Persistent ectopic pregnancy following laparoscopic linear salpingostomy
Article Abstract:
Ectopic pregnancy (pregnancies in which implantation of the embryo takes place outside the uterus) is currently treated whenever possible with less invasive techniques; instead of undergoing abdominal surgery, women with ectopic pregnancies are often offered laparoscopic surgery (accomplished via a small abdominal incision through a fiberoptics tube). However, evidence exists that salpingostomy (opening the fallopian tube to remove the pregnancy) performed with the laparoscope is associated with a higher rate of persistent ectopic pregnancy; the pregnancy is not completely removed. In such cases, repeat surgery or additional medical treatment is needed. To evaluate this possibility, a retrospective review was conducted of the charts of all patients who underwent surgery for ectopic pregnancy at one medical institution over a three-year period. Eighty-one patients underwent laparoscopic salpingostomy, after which their blood levels of beta-human chorionic gonadotropin (beta-hCG, produced in association with pregnancy) were monitored. Eleven women had persistent ectopic pregnancy, evidenced by pain (in nine) or an abnormal beta-hCG level. Ten underwent repeat surgery, which involved opening the abdomen for nine (one had another laparoscopy).

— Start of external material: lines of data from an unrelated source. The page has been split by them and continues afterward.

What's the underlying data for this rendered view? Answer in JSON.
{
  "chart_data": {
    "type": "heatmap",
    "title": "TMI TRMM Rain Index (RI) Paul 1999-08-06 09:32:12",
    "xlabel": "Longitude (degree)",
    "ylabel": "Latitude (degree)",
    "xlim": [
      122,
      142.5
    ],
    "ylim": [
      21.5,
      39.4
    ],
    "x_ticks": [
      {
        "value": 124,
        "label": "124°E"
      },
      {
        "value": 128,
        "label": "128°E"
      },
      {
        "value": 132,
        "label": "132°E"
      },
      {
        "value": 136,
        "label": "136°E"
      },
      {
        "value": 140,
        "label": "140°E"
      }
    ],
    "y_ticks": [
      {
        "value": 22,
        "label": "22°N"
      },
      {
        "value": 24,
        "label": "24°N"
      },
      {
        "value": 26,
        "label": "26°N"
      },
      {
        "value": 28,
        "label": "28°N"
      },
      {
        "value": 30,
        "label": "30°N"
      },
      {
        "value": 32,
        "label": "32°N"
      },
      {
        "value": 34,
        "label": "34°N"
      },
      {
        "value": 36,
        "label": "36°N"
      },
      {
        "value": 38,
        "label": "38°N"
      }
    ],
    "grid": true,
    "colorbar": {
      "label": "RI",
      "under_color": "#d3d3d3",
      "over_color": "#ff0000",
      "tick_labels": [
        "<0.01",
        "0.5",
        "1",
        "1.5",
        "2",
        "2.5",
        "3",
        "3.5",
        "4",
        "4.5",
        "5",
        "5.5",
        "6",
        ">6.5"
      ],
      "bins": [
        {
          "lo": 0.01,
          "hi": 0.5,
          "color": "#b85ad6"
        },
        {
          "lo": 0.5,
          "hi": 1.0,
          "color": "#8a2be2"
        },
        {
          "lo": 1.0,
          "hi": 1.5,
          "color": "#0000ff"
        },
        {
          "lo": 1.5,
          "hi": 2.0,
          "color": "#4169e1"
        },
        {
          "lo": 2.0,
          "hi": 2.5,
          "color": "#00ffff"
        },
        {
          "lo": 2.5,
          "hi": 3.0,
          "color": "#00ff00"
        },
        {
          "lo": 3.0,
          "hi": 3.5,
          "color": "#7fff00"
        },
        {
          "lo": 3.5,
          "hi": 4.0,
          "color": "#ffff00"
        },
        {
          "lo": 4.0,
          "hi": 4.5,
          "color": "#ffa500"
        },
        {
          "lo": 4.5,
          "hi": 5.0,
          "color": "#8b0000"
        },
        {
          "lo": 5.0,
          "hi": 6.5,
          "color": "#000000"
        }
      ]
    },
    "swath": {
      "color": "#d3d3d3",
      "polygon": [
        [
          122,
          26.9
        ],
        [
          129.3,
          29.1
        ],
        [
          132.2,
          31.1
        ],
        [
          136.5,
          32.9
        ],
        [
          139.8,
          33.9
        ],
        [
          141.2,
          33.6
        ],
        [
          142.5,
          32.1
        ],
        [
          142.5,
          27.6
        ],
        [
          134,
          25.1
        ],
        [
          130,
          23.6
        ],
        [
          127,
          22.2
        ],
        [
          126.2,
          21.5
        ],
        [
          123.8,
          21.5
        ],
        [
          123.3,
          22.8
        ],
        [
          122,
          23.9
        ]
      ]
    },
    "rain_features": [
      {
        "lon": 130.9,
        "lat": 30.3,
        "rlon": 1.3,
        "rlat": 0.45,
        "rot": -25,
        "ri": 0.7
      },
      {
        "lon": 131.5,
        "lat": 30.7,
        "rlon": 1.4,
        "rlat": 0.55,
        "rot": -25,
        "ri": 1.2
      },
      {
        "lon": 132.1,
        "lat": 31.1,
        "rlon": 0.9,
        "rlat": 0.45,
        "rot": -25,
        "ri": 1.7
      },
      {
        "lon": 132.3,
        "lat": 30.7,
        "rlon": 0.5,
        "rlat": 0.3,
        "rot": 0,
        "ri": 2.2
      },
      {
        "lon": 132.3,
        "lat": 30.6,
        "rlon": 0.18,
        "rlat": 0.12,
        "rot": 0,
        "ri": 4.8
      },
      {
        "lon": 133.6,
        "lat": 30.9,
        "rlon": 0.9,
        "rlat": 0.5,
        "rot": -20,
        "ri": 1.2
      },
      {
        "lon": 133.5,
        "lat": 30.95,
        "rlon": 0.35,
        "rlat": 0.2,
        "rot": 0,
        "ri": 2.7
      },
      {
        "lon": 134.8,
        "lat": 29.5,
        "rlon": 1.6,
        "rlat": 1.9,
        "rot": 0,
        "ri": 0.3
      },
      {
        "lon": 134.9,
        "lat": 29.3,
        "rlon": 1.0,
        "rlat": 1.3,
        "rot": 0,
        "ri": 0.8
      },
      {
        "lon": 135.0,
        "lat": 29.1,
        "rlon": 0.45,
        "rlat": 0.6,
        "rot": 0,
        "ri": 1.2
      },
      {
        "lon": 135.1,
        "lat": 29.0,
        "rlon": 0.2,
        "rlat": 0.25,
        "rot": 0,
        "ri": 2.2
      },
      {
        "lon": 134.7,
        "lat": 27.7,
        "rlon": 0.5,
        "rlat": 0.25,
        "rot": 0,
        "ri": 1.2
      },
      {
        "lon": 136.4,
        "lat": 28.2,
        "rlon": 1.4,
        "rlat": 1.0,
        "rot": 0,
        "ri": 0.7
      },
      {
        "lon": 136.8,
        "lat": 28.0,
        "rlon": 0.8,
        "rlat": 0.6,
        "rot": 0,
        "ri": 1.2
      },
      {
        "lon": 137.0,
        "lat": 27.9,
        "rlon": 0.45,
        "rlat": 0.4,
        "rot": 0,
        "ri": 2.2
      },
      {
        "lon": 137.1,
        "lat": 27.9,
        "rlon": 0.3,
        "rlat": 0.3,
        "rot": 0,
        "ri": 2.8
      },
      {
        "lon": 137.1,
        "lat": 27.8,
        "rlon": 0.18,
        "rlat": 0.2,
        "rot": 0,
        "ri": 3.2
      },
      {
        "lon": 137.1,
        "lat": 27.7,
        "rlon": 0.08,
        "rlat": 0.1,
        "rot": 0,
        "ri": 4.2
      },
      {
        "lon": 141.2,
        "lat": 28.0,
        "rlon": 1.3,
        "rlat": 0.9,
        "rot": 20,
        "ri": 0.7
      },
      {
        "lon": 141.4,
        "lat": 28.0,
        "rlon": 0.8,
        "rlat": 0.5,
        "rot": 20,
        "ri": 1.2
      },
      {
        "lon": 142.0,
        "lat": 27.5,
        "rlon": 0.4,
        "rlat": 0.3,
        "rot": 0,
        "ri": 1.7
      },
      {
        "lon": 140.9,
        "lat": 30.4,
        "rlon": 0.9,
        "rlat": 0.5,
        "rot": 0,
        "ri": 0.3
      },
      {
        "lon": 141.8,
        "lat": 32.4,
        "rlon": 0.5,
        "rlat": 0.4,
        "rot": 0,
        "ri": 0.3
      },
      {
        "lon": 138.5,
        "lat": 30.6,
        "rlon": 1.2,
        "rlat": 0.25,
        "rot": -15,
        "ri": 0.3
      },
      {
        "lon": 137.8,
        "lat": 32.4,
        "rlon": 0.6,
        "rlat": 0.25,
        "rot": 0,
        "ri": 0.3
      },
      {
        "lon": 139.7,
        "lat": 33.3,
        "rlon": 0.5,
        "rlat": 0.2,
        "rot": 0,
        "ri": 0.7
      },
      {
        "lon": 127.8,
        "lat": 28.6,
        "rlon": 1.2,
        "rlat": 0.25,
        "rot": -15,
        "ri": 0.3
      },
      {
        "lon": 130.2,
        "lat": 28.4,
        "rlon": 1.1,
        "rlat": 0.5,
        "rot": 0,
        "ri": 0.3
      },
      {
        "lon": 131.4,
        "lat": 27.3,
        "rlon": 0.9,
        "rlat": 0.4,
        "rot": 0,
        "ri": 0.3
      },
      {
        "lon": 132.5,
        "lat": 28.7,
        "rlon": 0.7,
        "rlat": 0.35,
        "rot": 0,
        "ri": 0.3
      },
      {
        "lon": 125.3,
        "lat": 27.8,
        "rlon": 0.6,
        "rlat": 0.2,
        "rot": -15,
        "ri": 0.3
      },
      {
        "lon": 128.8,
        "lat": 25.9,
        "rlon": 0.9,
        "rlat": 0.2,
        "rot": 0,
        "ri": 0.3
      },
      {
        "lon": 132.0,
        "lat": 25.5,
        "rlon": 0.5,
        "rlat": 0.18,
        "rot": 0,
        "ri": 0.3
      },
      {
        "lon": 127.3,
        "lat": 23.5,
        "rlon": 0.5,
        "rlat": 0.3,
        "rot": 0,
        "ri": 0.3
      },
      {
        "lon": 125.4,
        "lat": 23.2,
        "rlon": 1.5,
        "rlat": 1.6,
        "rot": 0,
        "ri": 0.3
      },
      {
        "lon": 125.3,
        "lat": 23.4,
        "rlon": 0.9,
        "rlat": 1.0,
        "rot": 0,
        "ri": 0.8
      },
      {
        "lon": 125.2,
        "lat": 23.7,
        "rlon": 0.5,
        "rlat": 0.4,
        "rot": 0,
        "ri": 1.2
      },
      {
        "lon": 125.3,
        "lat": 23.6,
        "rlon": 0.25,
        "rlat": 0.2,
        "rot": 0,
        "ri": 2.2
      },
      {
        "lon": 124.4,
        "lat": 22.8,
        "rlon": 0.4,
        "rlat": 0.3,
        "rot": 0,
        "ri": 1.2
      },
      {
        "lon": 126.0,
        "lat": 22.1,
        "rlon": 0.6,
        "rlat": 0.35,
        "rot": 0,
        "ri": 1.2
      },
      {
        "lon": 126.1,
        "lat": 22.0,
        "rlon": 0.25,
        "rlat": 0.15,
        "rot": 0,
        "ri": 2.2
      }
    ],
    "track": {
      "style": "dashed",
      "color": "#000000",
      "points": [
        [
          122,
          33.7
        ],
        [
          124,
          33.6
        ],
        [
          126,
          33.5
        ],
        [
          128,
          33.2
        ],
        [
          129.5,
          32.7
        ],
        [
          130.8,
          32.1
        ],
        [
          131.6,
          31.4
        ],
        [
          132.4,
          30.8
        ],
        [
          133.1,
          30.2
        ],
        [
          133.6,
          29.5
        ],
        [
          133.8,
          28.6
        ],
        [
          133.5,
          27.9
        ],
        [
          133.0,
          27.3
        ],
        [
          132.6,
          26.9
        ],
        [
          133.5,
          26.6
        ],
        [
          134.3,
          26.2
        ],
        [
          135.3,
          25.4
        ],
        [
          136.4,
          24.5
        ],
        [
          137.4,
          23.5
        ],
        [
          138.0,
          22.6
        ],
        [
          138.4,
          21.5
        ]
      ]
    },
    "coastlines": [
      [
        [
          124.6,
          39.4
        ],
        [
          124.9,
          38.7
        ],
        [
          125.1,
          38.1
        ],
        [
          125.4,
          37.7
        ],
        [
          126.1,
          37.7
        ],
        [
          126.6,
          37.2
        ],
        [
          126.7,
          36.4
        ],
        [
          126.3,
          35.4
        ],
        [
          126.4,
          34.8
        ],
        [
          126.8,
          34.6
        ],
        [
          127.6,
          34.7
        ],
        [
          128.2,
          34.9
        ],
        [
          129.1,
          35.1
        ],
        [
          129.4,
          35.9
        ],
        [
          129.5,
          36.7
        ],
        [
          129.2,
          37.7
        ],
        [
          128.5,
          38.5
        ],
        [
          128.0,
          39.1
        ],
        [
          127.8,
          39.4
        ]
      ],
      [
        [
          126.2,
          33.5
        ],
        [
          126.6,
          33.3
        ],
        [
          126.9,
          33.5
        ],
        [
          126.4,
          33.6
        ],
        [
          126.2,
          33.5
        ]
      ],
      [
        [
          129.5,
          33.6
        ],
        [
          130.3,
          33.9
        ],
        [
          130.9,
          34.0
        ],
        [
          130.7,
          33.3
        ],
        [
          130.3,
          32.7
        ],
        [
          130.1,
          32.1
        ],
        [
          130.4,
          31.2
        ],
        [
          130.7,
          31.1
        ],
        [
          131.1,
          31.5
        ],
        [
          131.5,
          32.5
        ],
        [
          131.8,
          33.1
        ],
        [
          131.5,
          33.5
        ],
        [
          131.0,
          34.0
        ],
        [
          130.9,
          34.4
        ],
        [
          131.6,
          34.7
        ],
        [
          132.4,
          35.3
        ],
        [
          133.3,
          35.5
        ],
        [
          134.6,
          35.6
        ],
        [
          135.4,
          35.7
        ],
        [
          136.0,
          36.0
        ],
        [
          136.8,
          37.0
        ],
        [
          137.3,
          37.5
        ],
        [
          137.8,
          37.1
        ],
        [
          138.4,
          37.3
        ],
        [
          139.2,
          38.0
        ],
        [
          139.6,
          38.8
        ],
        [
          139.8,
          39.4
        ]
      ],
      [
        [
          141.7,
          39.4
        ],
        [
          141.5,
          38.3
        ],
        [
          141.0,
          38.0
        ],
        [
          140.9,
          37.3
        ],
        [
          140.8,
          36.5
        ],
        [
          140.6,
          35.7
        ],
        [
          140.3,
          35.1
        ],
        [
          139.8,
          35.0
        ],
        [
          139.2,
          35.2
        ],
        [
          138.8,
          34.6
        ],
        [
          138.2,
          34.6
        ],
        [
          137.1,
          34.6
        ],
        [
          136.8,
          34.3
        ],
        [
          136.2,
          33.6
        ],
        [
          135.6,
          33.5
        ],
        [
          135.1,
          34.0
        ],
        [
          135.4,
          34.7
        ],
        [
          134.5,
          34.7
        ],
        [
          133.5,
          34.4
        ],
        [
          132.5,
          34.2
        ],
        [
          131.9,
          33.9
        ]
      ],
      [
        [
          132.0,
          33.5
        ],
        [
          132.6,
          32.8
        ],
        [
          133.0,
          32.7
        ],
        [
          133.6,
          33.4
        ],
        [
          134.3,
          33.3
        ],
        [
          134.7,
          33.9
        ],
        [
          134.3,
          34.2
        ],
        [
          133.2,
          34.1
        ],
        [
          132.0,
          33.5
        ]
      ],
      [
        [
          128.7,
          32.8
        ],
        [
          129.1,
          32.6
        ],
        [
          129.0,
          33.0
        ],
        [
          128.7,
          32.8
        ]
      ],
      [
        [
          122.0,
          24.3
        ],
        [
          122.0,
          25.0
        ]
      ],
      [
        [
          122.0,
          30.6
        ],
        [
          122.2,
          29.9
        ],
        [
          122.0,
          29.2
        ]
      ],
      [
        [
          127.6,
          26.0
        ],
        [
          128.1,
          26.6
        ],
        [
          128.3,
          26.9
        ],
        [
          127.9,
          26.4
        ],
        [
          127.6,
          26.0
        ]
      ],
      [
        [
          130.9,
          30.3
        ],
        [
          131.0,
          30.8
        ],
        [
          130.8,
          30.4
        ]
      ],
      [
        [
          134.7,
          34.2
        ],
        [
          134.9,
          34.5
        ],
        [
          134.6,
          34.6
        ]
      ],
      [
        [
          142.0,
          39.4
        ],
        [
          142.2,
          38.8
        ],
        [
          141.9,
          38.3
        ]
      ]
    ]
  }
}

In 3 of the 11 cases, the pathology reports from the first procedure did not report the presence of fetal tissue. Women with persistent ectopic pregnancies had smaller pregnancies at the time of laparoscopic surgery, and were fewer days from their last menstrual periods. The results suggest that retrieval of all tissue by the surgeon may be more difficult when the laparoscope is used. However, further studies are needed to determine the optimal approach for preventing persistent ectopic pregnancy. (Consumer Summary produced by Reliance Medical Information, Inc.)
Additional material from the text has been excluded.